Experimental and theoretical investigations of four 3d–4f butterfly single-molecule magnets

Abstract

The syntheses, structures, and characterization of four 3d–4f butterfly clusters are described. With different polyhydroxy Schiff-base ligands 2-(((2-hydroxy-3-methoxyphenyl)methylene)amino)-2-(hydroxymethyl)-1,3-propanediol (H₄L₁) and 2-(2,3-dihydroxpropyliminomethyl)-6-methoxyphenol (H₃L₂), three heterotetranuclear Ni^II₂Ln^III₂ complexes (Ni^II₂Dy^III₂-L₁ (1), Ni^II₂Tb^III₂-L₂ (2), Ni^II₂Dy^III₂-L₂ (3)) and one heterohexanuclear Co^III₂Dy^III₄ complex (4) were obtained. The three heterotetranuclear Ni^II₂Ln^III₂ complexes display a central planar butterfly topology. The heterohexanuclear complex was built from butterfly Co^III₂Dy^III₂ clusters and two Dy^III ions by the bridging of pivalate.
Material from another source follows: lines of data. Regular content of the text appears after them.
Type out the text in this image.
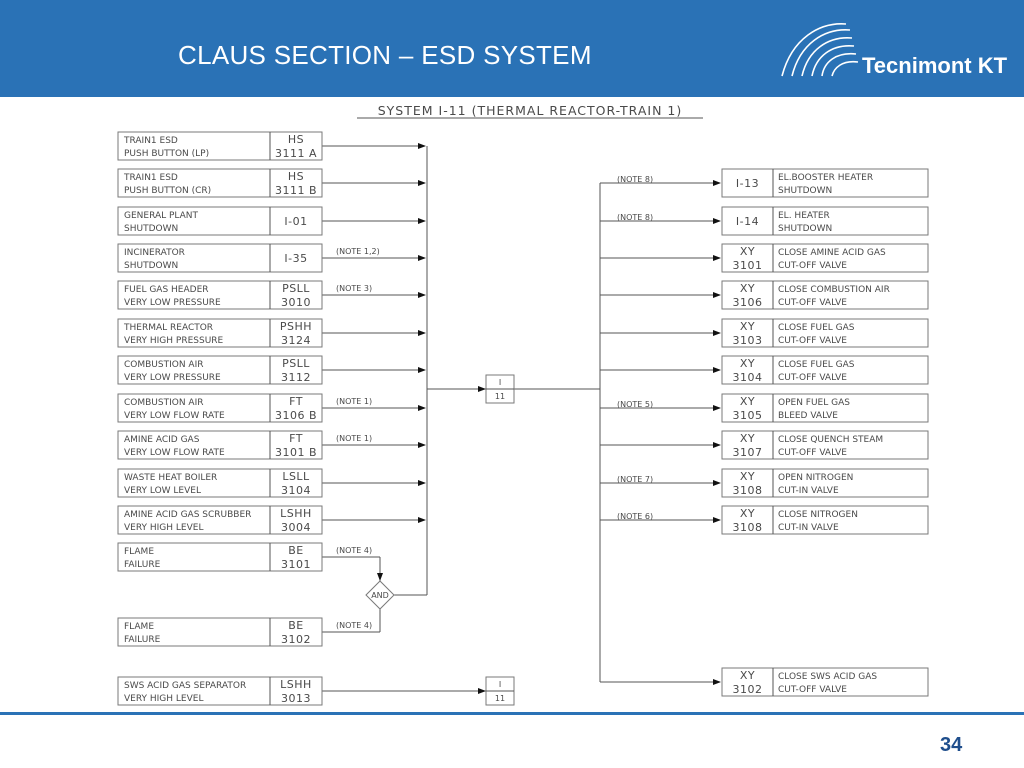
CLAUS SECTION – ESD SYSTEM	Tecnimont KT
TRAIN1 ESD
PUSH BUTTON (LP)
HS
3111 A
TRAIN1 ESD
PUSH BUTTON (CR)
HS
3111 B
GENERAL PLANT
SHUTDOWN
I-01
INCINERATOR
SHUTDOWN
I-35
(NOTE 1,2)
FUEL GAS HEADER
VERY LOW PRESSURE
PSLL
3010
(NOTE 3)
THERMAL REACTOR
VERY HIGH PRESSURE
PSHH
3124
COMBUSTION AIR
VERY LOW PRESSURE
PSLL
3112
COMBUSTION AIR
VERY LOW FLOW RATE
FT
3106 B
(NOTE 1)
AMINE ACID GAS
VERY LOW FLOW RATE
FT
3101 B
(NOTE 1)
WASTE HEAT BOILER
VERY LOW LEVEL
LSLL
3104
AMINE ACID GAS SCRUBBER
VERY HIGH LEVEL
LSHH
3004
FLAME
FAILURE
BE
3101
(NOTE 4)
FLAME
FAILURE
BE
3102
(NOTE 4)
SWS ACID GAS SEPARATOR
VERY HIGH LEVEL
LSHH
3013
I-13 EL.BOOSTER HEATER
SHUTDOWN
(NOTE 8)
I-14 EL. HEATER
SHUTDOWN
(NOTE 8)
XY
3101
CLOSE AMINE ACID GAS
CUT-OFF VALVE
XY
3106
CLOSE COMBUSTION AIR
CUT-OFF VALVE
XY
3103
CLOSE FUEL GAS
CUT-OFF VALVE
XY
3104
CLOSE FUEL GAS
CUT-OFF VALVE
XY
3105
OPEN FUEL GAS
BLEED VALVE
(NOTE 5)
XY
3107
CLOSE QUENCH STEAM
CUT-OFF VALVE
XY
3108
OPEN NITROGEN
CUT-IN VALVE
(NOTE 7)
XY
3108
CLOSE NITROGEN
CUT-IN VALVE
(NOTE 6)
XY
3102
CLOSE SWS ACID GAS
CUT-OFF VALVE
AND
I
11
I
11
SYSTEM I-11 (THERMAL REACTOR-TRAIN 1)
34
The vertices of the body positions of the butterfly are occupied by transition metal ions in all four complexes. Magnetic analyses indicate that the complexes exhibit typical single-molecule magnet behaviour with anisotropy barriers of 33.7 cm⁻¹, 60.3 cm⁻¹, 39.6 cm⁻¹, and 18.4 cm⁻¹ for 1–4, respectively. Ab initio calculations were performed on these complexes, and the low lying electronic structure of each Ln^III (Ln = Dy, Tb) ion and the magnetic interactions were determined. It was found that the two Ln ions may have much more contribution to the total relaxation barrier through the stronger 3d–4f exchange couplings compared to weak Ln–Ln interactions.